Así, la gente bajó a la plaza. Y el comité revolucionario declaró que el sol era un derecho inalienable. Y el gobierno reculó. No sin reticencias policiales, por supuesto. Y se formaron círculos en la plaza, y los niños retozaron al son del murmullo sedicioso, y los gritos de protesta alcanzaron el cielo.  Finalmente la policía creó otro círculo. Y el sol volvió a iluminar el adoquinado.

Y sin embargo, ahora, cuando más evidente se hace nuestra victoria y el hecho insoslayable de haberles arrebatado el sol a aquella poderosa minoría, no sé por qué, es cuando empieza a temblarme la mano. 

miércoles, 19 de noviembre de 2014

EL SALTO

Tardé seis horas en atravesar el desierto sobre el duro asiento de una furgoneta con el estómago vacío. Pero no sirvió de nada. Mañana regreso a casa, después de haber dejado la ilusión clavada en esta valla, y caminaré de nuevo bajo el sol, esta vez sin la defensa invisible de los sueños, esperando que el poblado se yerga sobre las nubes de polvo y que la vergüenza se asome a mi rostro.

Se han apagado las luces y todo está en silencio. Necesito dormir, pero el silencio de padre se ha adueñado de mi mente, y me vuelve loco.

martes, 11 de noviembre de 2014

LA PIEDRA DEL EGO

Recuerdo el bolsillo abultado de la abuela, y su mano escondida en él mientras me aconsejaba sobre las trampas de la vida. Y aquellas otras veces en que mamá, con su piedra bamboleando el bolsillo de su delantal, me enseñaba a ser yo y a defenderme de los demás.
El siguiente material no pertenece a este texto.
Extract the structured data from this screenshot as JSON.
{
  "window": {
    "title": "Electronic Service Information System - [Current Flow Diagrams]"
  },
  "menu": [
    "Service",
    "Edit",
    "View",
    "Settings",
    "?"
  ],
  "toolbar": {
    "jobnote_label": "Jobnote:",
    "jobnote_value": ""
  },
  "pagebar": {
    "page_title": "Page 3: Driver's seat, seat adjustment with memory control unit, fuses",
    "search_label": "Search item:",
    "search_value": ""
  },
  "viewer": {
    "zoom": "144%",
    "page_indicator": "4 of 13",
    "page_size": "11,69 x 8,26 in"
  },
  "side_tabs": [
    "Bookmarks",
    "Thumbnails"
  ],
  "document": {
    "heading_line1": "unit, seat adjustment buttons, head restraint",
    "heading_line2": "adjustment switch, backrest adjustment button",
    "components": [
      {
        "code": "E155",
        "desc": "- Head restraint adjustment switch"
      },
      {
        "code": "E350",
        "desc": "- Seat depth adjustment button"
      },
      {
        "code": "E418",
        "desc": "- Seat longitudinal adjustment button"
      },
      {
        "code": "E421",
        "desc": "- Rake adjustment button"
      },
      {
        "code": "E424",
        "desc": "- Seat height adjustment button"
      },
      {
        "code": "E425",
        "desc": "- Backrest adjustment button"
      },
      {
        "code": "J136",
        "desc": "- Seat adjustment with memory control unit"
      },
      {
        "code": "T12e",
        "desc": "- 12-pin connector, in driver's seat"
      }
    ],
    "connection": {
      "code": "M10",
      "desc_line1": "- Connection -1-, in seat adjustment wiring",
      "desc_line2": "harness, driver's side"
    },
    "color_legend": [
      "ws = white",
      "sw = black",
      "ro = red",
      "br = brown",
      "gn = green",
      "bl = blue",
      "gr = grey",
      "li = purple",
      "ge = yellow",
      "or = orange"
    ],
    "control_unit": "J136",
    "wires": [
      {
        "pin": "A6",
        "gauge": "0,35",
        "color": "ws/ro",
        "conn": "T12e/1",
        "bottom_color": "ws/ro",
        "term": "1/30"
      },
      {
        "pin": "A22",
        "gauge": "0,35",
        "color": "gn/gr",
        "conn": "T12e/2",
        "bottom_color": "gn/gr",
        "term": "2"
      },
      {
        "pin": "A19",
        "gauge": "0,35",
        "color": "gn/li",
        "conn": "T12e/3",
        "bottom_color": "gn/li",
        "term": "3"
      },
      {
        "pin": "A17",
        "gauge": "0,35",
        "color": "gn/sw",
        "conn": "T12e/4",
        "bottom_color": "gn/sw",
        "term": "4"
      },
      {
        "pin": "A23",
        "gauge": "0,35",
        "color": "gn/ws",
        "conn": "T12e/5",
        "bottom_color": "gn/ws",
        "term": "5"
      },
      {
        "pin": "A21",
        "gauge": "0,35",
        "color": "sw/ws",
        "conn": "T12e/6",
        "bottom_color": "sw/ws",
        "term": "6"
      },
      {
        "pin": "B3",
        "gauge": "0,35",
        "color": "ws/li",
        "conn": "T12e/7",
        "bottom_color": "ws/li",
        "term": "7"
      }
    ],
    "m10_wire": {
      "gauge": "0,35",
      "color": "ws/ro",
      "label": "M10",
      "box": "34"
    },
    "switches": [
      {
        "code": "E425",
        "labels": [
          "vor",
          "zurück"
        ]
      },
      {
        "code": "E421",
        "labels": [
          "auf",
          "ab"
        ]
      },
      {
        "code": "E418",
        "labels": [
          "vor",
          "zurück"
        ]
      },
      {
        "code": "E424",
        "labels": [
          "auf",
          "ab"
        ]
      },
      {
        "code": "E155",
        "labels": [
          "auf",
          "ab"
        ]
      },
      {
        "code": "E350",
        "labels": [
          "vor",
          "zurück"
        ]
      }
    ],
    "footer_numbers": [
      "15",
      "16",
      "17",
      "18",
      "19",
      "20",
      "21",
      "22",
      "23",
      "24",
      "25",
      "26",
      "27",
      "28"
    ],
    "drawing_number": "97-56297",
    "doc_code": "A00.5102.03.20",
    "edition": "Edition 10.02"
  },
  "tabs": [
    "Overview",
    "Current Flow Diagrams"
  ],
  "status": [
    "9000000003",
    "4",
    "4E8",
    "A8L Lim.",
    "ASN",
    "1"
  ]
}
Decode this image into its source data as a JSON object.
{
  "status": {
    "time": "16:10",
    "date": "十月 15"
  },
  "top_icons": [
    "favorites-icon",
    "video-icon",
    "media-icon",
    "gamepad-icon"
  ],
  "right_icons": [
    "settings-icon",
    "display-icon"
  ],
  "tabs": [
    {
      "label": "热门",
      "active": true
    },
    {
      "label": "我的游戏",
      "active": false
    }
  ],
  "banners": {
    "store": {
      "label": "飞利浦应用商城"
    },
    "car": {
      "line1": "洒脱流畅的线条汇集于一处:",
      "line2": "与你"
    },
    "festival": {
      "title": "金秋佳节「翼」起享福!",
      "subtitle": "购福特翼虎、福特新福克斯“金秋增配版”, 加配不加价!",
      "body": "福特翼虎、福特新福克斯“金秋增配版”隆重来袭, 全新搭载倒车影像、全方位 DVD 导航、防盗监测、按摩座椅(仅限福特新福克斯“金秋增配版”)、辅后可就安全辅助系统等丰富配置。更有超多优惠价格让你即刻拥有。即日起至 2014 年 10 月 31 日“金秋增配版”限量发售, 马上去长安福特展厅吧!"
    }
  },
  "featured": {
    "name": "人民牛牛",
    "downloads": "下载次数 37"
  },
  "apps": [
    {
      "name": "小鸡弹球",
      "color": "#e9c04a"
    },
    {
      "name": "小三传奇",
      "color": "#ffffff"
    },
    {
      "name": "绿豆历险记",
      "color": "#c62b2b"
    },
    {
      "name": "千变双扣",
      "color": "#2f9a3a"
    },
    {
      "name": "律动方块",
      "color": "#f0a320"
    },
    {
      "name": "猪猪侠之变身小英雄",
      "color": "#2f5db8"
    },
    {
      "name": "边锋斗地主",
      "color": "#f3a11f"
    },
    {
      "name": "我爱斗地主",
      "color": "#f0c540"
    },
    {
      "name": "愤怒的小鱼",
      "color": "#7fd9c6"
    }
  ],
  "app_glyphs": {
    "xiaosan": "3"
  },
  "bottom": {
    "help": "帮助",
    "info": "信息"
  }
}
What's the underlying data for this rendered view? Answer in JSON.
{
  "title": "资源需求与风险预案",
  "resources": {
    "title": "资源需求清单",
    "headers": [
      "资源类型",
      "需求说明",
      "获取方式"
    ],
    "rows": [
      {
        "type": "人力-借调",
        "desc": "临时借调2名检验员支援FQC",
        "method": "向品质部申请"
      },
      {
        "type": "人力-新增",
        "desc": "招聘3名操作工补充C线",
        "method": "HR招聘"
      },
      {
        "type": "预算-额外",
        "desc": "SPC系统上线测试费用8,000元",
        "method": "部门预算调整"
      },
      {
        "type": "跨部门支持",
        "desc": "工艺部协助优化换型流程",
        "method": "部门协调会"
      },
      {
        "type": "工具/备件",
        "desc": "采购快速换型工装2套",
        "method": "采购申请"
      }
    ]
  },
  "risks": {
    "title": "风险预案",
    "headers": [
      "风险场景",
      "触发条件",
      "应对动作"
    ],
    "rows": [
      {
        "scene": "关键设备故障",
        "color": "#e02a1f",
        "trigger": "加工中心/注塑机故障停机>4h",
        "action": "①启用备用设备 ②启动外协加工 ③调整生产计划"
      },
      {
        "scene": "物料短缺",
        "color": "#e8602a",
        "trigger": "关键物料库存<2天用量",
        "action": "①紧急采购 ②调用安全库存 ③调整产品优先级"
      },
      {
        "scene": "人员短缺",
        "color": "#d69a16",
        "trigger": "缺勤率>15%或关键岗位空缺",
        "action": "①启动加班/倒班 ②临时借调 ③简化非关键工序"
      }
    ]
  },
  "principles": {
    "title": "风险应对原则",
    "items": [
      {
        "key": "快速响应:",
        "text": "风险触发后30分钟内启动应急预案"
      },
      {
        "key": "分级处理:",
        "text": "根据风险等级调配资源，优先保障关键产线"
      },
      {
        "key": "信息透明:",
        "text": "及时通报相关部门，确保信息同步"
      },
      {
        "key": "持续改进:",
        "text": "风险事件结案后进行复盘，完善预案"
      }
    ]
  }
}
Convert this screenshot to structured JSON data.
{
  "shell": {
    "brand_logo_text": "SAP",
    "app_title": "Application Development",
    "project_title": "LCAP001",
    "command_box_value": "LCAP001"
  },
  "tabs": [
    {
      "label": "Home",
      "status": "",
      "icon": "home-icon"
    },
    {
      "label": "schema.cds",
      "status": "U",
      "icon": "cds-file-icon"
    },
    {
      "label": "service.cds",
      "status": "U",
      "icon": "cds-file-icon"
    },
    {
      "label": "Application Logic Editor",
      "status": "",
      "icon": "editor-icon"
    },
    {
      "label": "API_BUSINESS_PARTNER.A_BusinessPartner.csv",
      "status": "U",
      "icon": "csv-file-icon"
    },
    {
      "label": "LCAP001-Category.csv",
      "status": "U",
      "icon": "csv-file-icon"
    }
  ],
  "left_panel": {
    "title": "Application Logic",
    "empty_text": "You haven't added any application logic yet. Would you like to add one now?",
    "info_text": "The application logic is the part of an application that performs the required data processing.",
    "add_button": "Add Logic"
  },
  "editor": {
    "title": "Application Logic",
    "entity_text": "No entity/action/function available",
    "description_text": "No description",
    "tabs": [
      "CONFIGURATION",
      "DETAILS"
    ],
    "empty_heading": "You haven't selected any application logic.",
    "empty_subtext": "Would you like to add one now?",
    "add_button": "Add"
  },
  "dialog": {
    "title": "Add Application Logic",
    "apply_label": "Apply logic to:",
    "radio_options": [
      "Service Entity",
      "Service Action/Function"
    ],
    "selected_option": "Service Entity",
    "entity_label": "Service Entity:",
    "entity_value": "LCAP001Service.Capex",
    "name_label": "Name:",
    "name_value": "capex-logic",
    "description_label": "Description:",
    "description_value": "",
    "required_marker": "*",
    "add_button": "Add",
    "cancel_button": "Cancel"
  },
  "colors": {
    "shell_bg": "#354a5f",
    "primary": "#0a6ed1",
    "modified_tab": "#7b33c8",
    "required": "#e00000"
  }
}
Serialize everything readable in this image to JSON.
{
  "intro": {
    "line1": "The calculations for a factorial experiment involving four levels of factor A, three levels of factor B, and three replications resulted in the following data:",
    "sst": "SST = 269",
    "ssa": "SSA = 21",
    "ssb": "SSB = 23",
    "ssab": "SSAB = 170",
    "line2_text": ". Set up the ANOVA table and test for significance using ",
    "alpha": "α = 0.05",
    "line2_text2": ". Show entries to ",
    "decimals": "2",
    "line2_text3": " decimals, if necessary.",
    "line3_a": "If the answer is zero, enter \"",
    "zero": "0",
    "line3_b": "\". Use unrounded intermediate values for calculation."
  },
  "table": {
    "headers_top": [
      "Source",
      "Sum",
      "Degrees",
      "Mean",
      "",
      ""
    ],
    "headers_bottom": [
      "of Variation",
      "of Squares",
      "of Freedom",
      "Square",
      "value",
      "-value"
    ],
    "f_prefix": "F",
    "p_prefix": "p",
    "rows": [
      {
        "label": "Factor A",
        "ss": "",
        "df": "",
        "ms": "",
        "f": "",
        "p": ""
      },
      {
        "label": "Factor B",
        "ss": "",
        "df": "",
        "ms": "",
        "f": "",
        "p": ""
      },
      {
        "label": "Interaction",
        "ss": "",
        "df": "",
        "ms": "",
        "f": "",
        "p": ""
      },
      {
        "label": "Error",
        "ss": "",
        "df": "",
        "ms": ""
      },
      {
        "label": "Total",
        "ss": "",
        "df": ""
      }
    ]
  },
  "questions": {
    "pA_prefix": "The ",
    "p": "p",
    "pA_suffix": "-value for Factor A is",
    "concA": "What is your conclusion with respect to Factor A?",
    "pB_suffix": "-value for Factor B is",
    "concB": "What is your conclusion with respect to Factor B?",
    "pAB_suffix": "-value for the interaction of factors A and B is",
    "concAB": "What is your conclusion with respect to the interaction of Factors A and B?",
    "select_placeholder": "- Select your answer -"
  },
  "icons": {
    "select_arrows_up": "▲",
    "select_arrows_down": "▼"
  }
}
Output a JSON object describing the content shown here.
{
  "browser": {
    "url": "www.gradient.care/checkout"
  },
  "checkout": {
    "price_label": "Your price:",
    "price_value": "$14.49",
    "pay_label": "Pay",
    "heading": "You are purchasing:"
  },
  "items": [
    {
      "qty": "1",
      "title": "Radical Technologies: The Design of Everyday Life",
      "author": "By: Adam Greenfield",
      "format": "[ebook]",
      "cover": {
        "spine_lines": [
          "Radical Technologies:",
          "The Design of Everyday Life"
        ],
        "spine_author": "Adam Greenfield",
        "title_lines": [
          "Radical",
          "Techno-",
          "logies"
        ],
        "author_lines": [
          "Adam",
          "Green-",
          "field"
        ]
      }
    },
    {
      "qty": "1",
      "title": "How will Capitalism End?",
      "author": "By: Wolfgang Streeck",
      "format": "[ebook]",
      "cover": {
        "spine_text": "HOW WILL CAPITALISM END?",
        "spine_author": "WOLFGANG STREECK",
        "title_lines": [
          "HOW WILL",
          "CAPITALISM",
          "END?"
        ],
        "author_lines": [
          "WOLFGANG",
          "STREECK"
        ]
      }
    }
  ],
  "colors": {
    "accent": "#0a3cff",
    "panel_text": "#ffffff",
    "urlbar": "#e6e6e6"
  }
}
Luego llegaba papá, cambiaba la piedra de la chaqueta de pana al pantalón, y me arengaba como si yo fuera un joven soldado ante la inminente batalla.
Ahora comprendo que los decepcioné a todos, pues por más que lo intenté, no pude soportar el peso de la piedra entre mis ropas, y no tuve más remedio que entregarme a los brazos abiertos del enemigo. 

lunes, 27 de octubre de 2014

EL VIOLADOR

Cierto violador solía rondar un sendero por el que, por la tarde, antes de que el sol cayera, solían pasear las mujeres. Cuando el sol se ocultaba, y antes de que el halo luminoso del crepúsculo se extinguiera, aún se apresuraban las mujeres rezagadas por aquel camino térreo. Era aquel momento propicio cuando el violador planeaba sus asaltos.
Previsto de un pasamontañas, un día se situó al acecho de su víctima tras unos arbustos del camino. Desprotegida y solitaria, la mujer ya había sido marcada de forma precisa y definitiva en los días precedentes. Aquella no era la primera víctima, ciertamente, pero podemos decir que sí fue la última, pues a partir de aquel abordaje se retiró del oficio que, a la postre, tanta humillación le causaría.
La mujer, de cuarenta y ocho años, se demoraba por aquel sendero engrosando su ramo de flores silvestres. No conocía, desde luego, las violaciones que habían acontecido en aquel paraje, y por esa razón, en el momento en que el violador la abrazó por detrás pensó por un momento en una broma de su marido o de su hijo mayor, si acaso. Pero no, aquello no era ninguna broma, el violador había arremetido ya contra su sexo, difícilmente, sin demasiados gritos, con una simple amenaza al oído. Sin embargo, en aquella ocasión todo aconteció de un modo inesperado: de pronto, la mujer comenzó a besar el brazo del individuo, la mano, y comenzó a respirar exageradamente, como corresponde a un acto sexual apasionado. El violador quedó sorprendido por aquella reacción, lo que le alteraba el equilibrio adrenalínico con que había preparado aquel acto violento. Entonces, para su desgracia, una frase sonó vagamente en sus oídos: “Por favor, dime algo bonito, algo cariñoso. Dime que me quieres, que me quieres mucho, dime palabras bonitas.” El violador, cuyas manos de piel blanca dejaban entrever que más bien era una persona de oscuridades, no pudo, ante tal insistencia, más que ponerse a pensar qué podía decir a aquella mujer para que se callara y no le desconcentrara. Mientras su ímpetu sexual se iba tambaleando, el hombre pensaba y pensaba, y su mente incluso recurría a imágenes de Hollywood para saciar las expectativas amatorias de aquella mujer. Fueron preciosos segundos los que su imaginación perdió, pues finalmente cuando cayó en la cuenta del absurdo del que estaba siendo víctima, recurrió a lo que tantas otras películas le habían enseñado, lanzando aquel famoso ¡zorra! con el que abandonó el lugar sin haber consumado siquiera el acto, tan potente como se prometía.
A ella tampoco le cayó nada bien aquella huida. 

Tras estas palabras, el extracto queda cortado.